The peaking of conservatism is seen in Gallup's polling as well. Over the course of 2017, 69% of Republicans called themselves conservative. That's up from the 62% of Republicans who said they were conservative in 2001. It's not statistically different from the 70% of Republicans who identified as conservatives at the end of the last decade, however.
While conservatism growth may have stunted in the Republican electorate, the nominee they chose to lead their party in 2016 was arguably the least conservative in the last 40 years. In Gallup's pre-election poll on the subject, 47% of Americans said Republican Donald Trump was conservative, and 19% called him liberal. The difference between the percentage of Americans who called Trump conservative and liberal -- 28 percentage points -- was the lowest I could find in CBS News/New York Times or Gallup polling for any Republican nominee since at least 1976, when polling on the subject first began.
Trump's nomination came when there were plenty of conservative options. Republican voters passed on Sen. Ted Cruz when the Texan was one of the last candidates standing between Trump and the nomination. Wisconsin Gov. Scott Walker was forced out of the race a few months after entering it.
While conservatism may have peaked among Republican, liberalism is clearly on the rise among Democrats. More Democrats (48%) self-identified as liberal in the 2016 General Social Survey than in any other General Social Survey taken since 1974. In Gallup's 2017 data, a record 50% of Democrats said they were liberal. That was a 20 percentage point rise from 2001, when only 30% of Democrats said they were liberal.
The rise of liberalism among Democrats has all but wiped out conservative Democrats. Back in 2001, they made up 25% of Democrats in Gallup polling. That's dropped by nearly half, to only 13% in 2017.
The combination of all these forces led to an all-time high -- since Gallup first tracked it in 1992 -- of 26% of all Americans identifying as liberal in Gallup's polling. An all-time low of 35% of Americans called themselves conservative.

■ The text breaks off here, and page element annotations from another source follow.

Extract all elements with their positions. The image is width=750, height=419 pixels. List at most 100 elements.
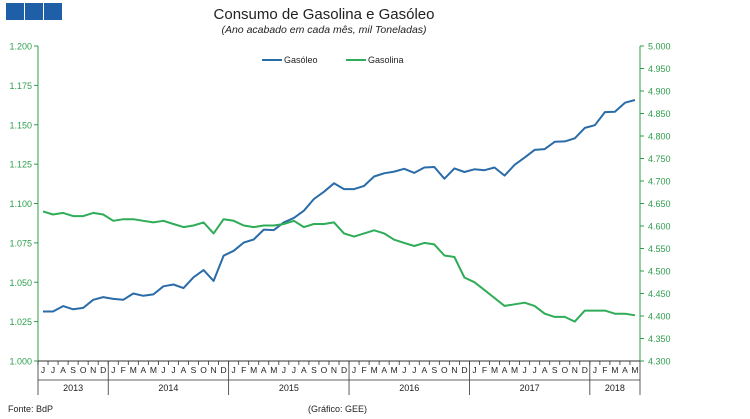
x-axis-month-label: M — [511, 365, 518, 375]
x-axis-month-label: M — [130, 365, 137, 375]
left-axis-tick-label: 1.100 — [9, 199, 32, 209]
credit-note: (Gráfico: GEE) — [308, 404, 368, 414]
logo-block-3 — [44, 3, 62, 20]
right-axis-tick-label: 4.800 — [648, 132, 671, 142]
x-axis-month-label: J — [111, 365, 115, 375]
logo-block-2 — [25, 3, 43, 20]
x-axis-month-label: A — [141, 365, 147, 375]
left-axis-tick-label: 1.125 — [9, 160, 32, 170]
x-axis-month-label: S — [70, 365, 76, 375]
series-line-gasoleo — [43, 99, 636, 313]
x-axis-year-label: 2014 — [158, 383, 178, 393]
x-axis-month-label: M — [491, 365, 498, 375]
legend-label-gasoleo: Gasóleo — [284, 55, 318, 65]
x-axis-month-label: F — [121, 365, 126, 375]
x-axis-month-label: N — [90, 365, 96, 375]
x-axis-month-label: J — [412, 365, 416, 375]
left-axis-tick-label: 1.200 — [9, 42, 32, 52]
right-axis-tick-label: 4.850 — [648, 109, 671, 119]
x-axis-month-label: M — [150, 365, 157, 375]
x-axis-month-label: J — [472, 365, 476, 375]
logo-block-1 — [6, 3, 24, 20]
x-axis-month-label: F — [482, 365, 487, 375]
x-axis-month-label: D — [582, 365, 588, 375]
left-axis-tick-label: 1.150 — [9, 120, 32, 130]
x-axis-month-label: A — [261, 365, 267, 375]
x-axis-month-label: F — [241, 365, 246, 375]
right-axis-tick-label: 4.600 — [648, 222, 671, 232]
x-axis-month-label: A — [622, 365, 628, 375]
x-axis-month-label: M — [270, 365, 277, 375]
left-axis-tick-label: 1.050 — [9, 278, 32, 288]
x-axis-month-label: D — [221, 365, 227, 375]
right-axis-tick-label: 4.400 — [648, 312, 671, 322]
right-axis-tick-label: 4.750 — [648, 154, 671, 164]
right-axis-tick-label: 4.700 — [648, 177, 671, 187]
x-axis-month-label: J — [292, 365, 296, 375]
x-axis-month-label: O — [561, 365, 568, 375]
x-axis-year-label: 2018 — [605, 383, 625, 393]
x-axis-month-label: A — [502, 365, 508, 375]
x-axis-month-label: O — [441, 365, 448, 375]
x-axis-month-label: J — [522, 365, 526, 375]
x-axis-month-label: N — [572, 365, 578, 375]
x-axis-month-label: F — [602, 365, 607, 375]
right-axis-tick-label: 4.900 — [648, 87, 671, 97]
x-axis-month-label: J — [533, 365, 537, 375]
source-note: Fonte: BdP — [8, 404, 54, 414]
right-axis-tick-label: 4.500 — [648, 267, 671, 277]
x-axis-month-label: S — [431, 365, 437, 375]
chart-title: Consumo de Gasolina e Gasóleo — [213, 6, 435, 23]
x-axis-month-label: A — [542, 365, 548, 375]
x-axis-month-label: A — [381, 365, 387, 375]
legend-label-gasolina: Gasolina — [368, 55, 404, 65]
right-axis-tick-label: 4.450 — [648, 289, 671, 299]
x-axis-month-label: S — [552, 365, 558, 375]
x-axis-year-label: 2016 — [399, 383, 419, 393]
x-axis-month-label: J — [232, 365, 236, 375]
x-axis-month-label: J — [171, 365, 175, 375]
right-axis-tick-label: 4.950 — [648, 64, 671, 74]
x-axis-month-label: S — [311, 365, 317, 375]
x-axis-month-label: O — [80, 365, 87, 375]
x-axis-month-label: J — [51, 365, 55, 375]
right-axis-tick-label: 4.650 — [648, 199, 671, 209]
right-axis-tick-label: 5.000 — [648, 42, 671, 52]
right-axis-tick-label: 4.300 — [648, 357, 671, 367]
x-axis-month-label: N — [211, 365, 217, 375]
x-axis-month-label: A — [301, 365, 307, 375]
x-axis-month-label: O — [321, 365, 328, 375]
x-axis-month-label: M — [611, 365, 618, 375]
x-axis-month-label: A — [421, 365, 427, 375]
x-axis-month-label: O — [200, 365, 207, 375]
x-axis-month-label: J — [41, 365, 45, 375]
x-axis-year-label: 2017 — [520, 383, 540, 393]
x-axis-month-label: A — [60, 365, 66, 375]
left-axis-tick-label: 1.075 — [9, 238, 32, 248]
x-axis-month-label: D — [341, 365, 347, 375]
x-axis-month-label: M — [631, 365, 638, 375]
left-axis-tick-label: 1.175 — [9, 81, 32, 91]
x-axis-year-label: 2013 — [63, 383, 83, 393]
x-axis-month-label: A — [181, 365, 187, 375]
x-axis-year-label: 2015 — [279, 383, 299, 393]
x-axis-month-label: N — [331, 365, 337, 375]
x-axis-month-label: S — [191, 365, 197, 375]
right-axis-tick-label: 4.550 — [648, 244, 671, 254]
x-axis-month-label: D — [461, 365, 467, 375]
x-axis-month-label: J — [352, 365, 356, 375]
x-axis-month-label: D — [100, 365, 106, 375]
x-axis-month-label: J — [593, 365, 597, 375]
x-axis-month-label: J — [161, 365, 165, 375]
series-line-gasolina — [42, 210, 636, 323]
left-axis-tick-label: 1.000 — [9, 357, 32, 367]
x-axis-month-label: J — [402, 365, 406, 375]
chart-subtitle: (Ano acabado em cada mês, mil Toneladas) — [221, 24, 427, 36]
x-axis-month-label: M — [391, 365, 398, 375]
right-axis-tick-label: 4.350 — [648, 334, 671, 344]
left-axis-tick-label: 1.025 — [9, 317, 32, 327]
x-axis-month-label: N — [451, 365, 457, 375]
x-axis-month-label: F — [361, 365, 366, 375]
x-axis-month-label: J — [282, 365, 286, 375]
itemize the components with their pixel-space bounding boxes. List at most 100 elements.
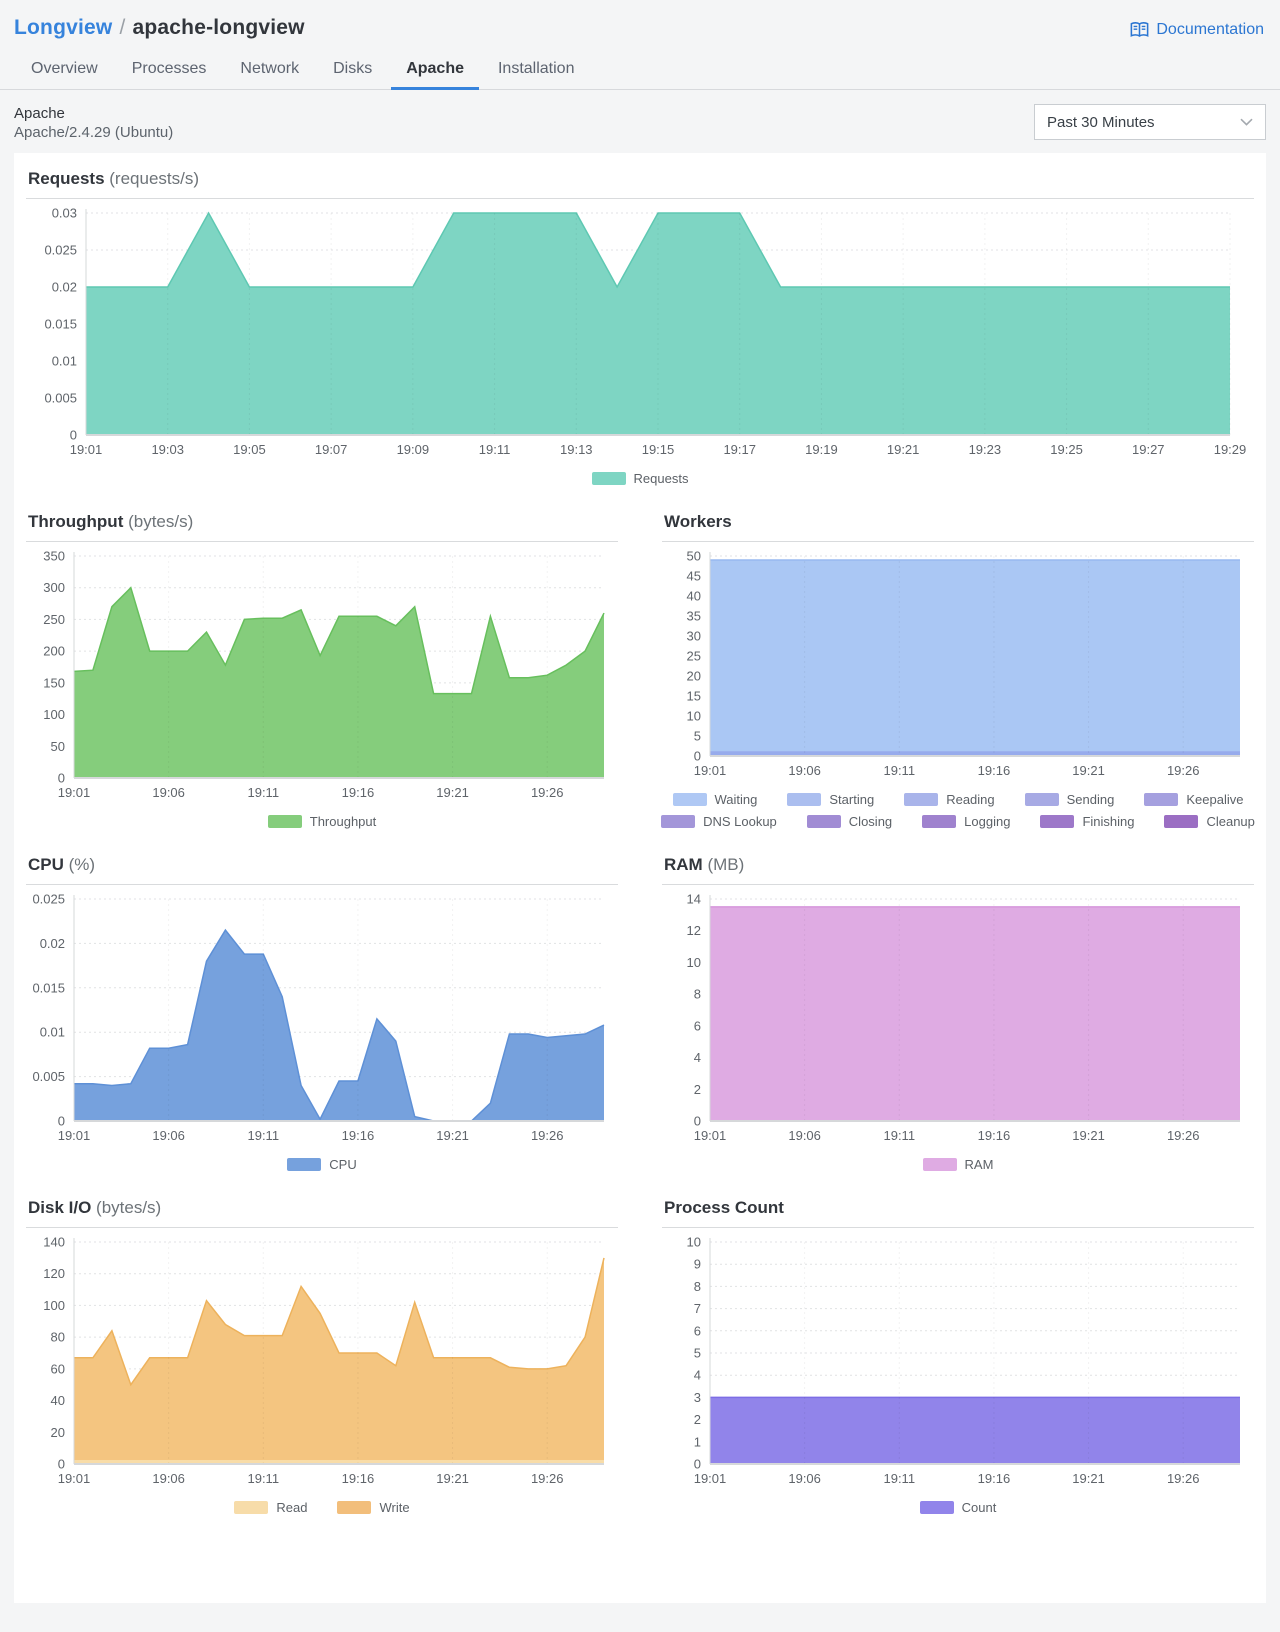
section-title: Apache — [14, 105, 65, 122]
legend-row: Count — [919, 1500, 996, 1515]
throughput-chart-section: Throughput (bytes/s) 0 50 100 150 200 250 300 35… — [24, 510, 620, 829]
tab-network[interactable]: Network — [240, 60, 300, 77]
x-tick-label: 19:11 — [883, 1471, 915, 1486]
chart-title-text: CPU — [28, 855, 64, 874]
y-tick-label: 0.03 — [52, 206, 77, 221]
tab-installation[interactable]: Installation — [497, 60, 575, 77]
x-tick-label: 19:09 — [397, 442, 430, 457]
time-range-select[interactable]: Past 30 Minutes — [1034, 104, 1266, 140]
chart-unit-text: (bytes/s) — [91, 1198, 162, 1217]
legend-swatch — [1144, 793, 1179, 806]
tab-overview[interactable]: Overview — [31, 60, 98, 77]
area-series-ram — [710, 906, 1240, 1121]
legend-item-write: Write — [337, 1500, 410, 1515]
y-tick-label: 15 — [687, 689, 701, 704]
legend-swatch — [919, 1501, 954, 1514]
x-tick-label: 19:06 — [788, 763, 821, 778]
x-tick-label: 19:07 — [315, 442, 348, 457]
legend-label: CPU — [329, 1157, 357, 1172]
legend-item-keepalive: Keepalive — [1144, 792, 1243, 807]
legend-row: DNS Lookup Closing Logging Finishing Cleanup — [661, 814, 1255, 829]
y-tick-label: 100 — [43, 707, 65, 722]
x-tick-label: 19:01 — [58, 785, 91, 800]
y-tick-label: 0.025 — [32, 892, 65, 907]
y-tick-label: 5 — [694, 729, 701, 744]
legend-swatch — [234, 1501, 269, 1514]
legend-swatch — [922, 1158, 957, 1171]
x-tick-label: 19:06 — [152, 785, 185, 800]
x-tick-label: 19:06 — [152, 1128, 185, 1143]
x-tick-label: 19:01 — [70, 442, 103, 457]
legend-swatch — [806, 815, 841, 828]
legend-item-starting: Starting — [787, 792, 874, 807]
chart-title-text: RAM — [664, 855, 703, 874]
workers-plot: 0 5 10 15 20 25 30 35 40 45 50 19:01 19:06 19:11 19:16… — [687, 549, 1240, 778]
y-tick-label: 6 — [694, 1018, 701, 1033]
x-tick-label: 19:27 — [1132, 442, 1165, 457]
legend-item-cpu: CPU — [287, 1157, 357, 1172]
legend-label: Sending — [1066, 792, 1115, 807]
x-tick-label: 19:21 — [1072, 1471, 1105, 1486]
y-tick-label: 2 — [694, 1412, 701, 1427]
proccount-chart-section: Process Count 0 1 2 3 4 5 6 7 8 9 10 19:01 19:06 19:11… — [660, 1196, 1256, 1515]
charts-card: Requests (requests/s) 0 0.005 0.01 0.015 0.02… — [14, 153, 1266, 1603]
x-tick-label: 19:26 — [531, 1471, 564, 1486]
y-tick-label: 0 — [70, 428, 77, 443]
legend-item-closing: Closing — [806, 814, 892, 829]
legend-item-dns-lookup: DNS Lookup — [661, 814, 777, 829]
y-tick-label: 150 — [43, 675, 65, 690]
y-tick-label: 200 — [43, 644, 65, 659]
tab-disks[interactable]: Disks — [333, 60, 373, 77]
legend-row: Read Write — [234, 1500, 410, 1515]
x-tick-label: 19:06 — [788, 1471, 821, 1486]
y-tick-label: 35 — [687, 609, 701, 624]
tab-processes[interactable]: Processes — [131, 60, 207, 77]
chart-title-text: Disk I/O — [28, 1198, 92, 1217]
line-series-write — [74, 1257, 605, 1387]
cpu-plot: 0 0.005 0.01 0.015 0.02 0.025 19:01 19:06 19:11 1… — [32, 892, 605, 1143]
legend-row: Requests — [591, 471, 688, 486]
x-tick-label: 19:16 — [342, 1471, 375, 1486]
breadcrumb-current-page: apache-longview — [132, 16, 305, 39]
chart-column: Throughput (bytes/s) 0 50 100 150 200 250 300 35… — [24, 510, 620, 829]
tab-apache[interactable]: Apache — [389, 52, 481, 90]
x-tick-label: 19:01 — [694, 1128, 727, 1143]
y-tick-label: 20 — [687, 669, 701, 684]
area-series-waiting — [710, 560, 1240, 756]
y-tick-label: 7 — [694, 1301, 701, 1316]
y-tick-label: 40 — [687, 589, 701, 604]
requests-plot: 0 0.005 0.01 0.015 0.02 0.025 0.03 19:01 19:03 19… — [44, 206, 1247, 458]
workers-chart-title: Workers — [662, 510, 1254, 542]
y-tick-label: 5 — [694, 1346, 701, 1361]
chart-column: Process Count 0 1 2 3 4 5 6 7 8 9 10 19:01 19:06 19:11… — [660, 1196, 1256, 1515]
legend-item-finishing: Finishing — [1040, 814, 1134, 829]
legend-item-read: Read — [234, 1500, 307, 1515]
y-tick-label: 20 — [51, 1425, 65, 1440]
cpu-chart-section: CPU (%) 0 0.005 0.01 0.015 0.02 0.025 19:01 19:0… — [24, 853, 620, 1172]
legend-swatch — [904, 793, 939, 806]
proccount-legend: Count — [660, 1500, 1256, 1515]
x-tick-label: 19:16 — [978, 763, 1011, 778]
x-tick-label: 19:11 — [883, 1128, 915, 1143]
x-tick-label: 19:06 — [788, 1128, 821, 1143]
requests-chart-section: Requests (requests/s) 0 0.005 0.01 0.015 0.02… — [24, 167, 1256, 486]
x-tick-label: 19:21 — [436, 785, 469, 800]
line-series-cpu — [74, 928, 605, 1122]
chart-row: Throughput (bytes/s) 0 50 100 150 200 250 300 35… — [24, 510, 1256, 829]
x-tick-label: 19:21 — [436, 1128, 469, 1143]
y-tick-label: 0 — [694, 1114, 701, 1129]
legend-swatch — [672, 793, 707, 806]
diskio-chart-title: Disk I/O (bytes/s) — [26, 1196, 618, 1228]
y-tick-label: 350 — [43, 549, 65, 564]
documentation-link[interactable]: Documentation — [1129, 20, 1264, 39]
documentation-label: Documentation — [1156, 20, 1264, 38]
breadcrumb-longview-link[interactable]: Longview — [14, 16, 113, 39]
y-tick-label: 4 — [694, 1368, 701, 1383]
diskio-legend: Read Write — [24, 1500, 620, 1515]
legend-swatch — [787, 793, 822, 806]
x-tick-label: 19:11 — [883, 763, 915, 778]
x-tick-label: 19:29 — [1214, 442, 1247, 457]
legend-item-count: Count — [919, 1500, 996, 1515]
legend-label: Finishing — [1082, 814, 1135, 829]
x-tick-label: 19:16 — [342, 1128, 375, 1143]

The change in the Democratic electorate has been reflected well in its nominees for president. As an example, look at the difference between Bill and Hillary Clinton. When Bill Clinton first ran for president in 1992, 38% of Americans said he was liberal in a CBS News/New York Times poll and 42% of them said he was liberal in a Gallup survey. In 2016, 58% of Americans said Hillary Clinton was liberal in a Gallup survey.
When you combine CBS News/New York Times data, Hillary Clinton and Barack Obama were the most liberal Democratic nominees for president since at least 1976. And although Trump was seen as the most liberal Republican nominee in at least 40 years, the record for a Democratic nominee being called conservative is still held by Jimmy Carter from 1980 (i.e. the first Democrat in our data set).
Indeed, the Democratic field for president in 2016 was probably the most liberal on record in the last 40 years. Clinton was battling it out with a self-described socialist, independent Sen. Bernie Sanders of Vermont, who got 43% of the primary vote. Back when Bill Clinton was running in 1992, his two chief rivals were Paul Tsongas, who wanted to tackle the budget deficit, and Jerry Brown, who proposed a flat tax. The only somewhat conservative candidate in the Democratic field of 2016, Jim Webb, a former US senator from Virginia, dropped out of the race early on and said he wouldn't vote for Clinton.
As we head into the 2020 campaign, the potential Democratic nominees seem to be falling over each other in trying to move to the left. Sens. Cory Booker of New Jersey, Kirsten Gillibrand of New York and Kamala Harris of California have voted with the President's agenda 15% of the time or less. Gillibrand, who once was a moderate member of Congress from upstate New York, has voted with him a record low 8% of the time.
We'll see if the Democratic electorate responds to this liberalism. As Trump showed, sometimes an ideologically polarized electorate makes a surprising choice.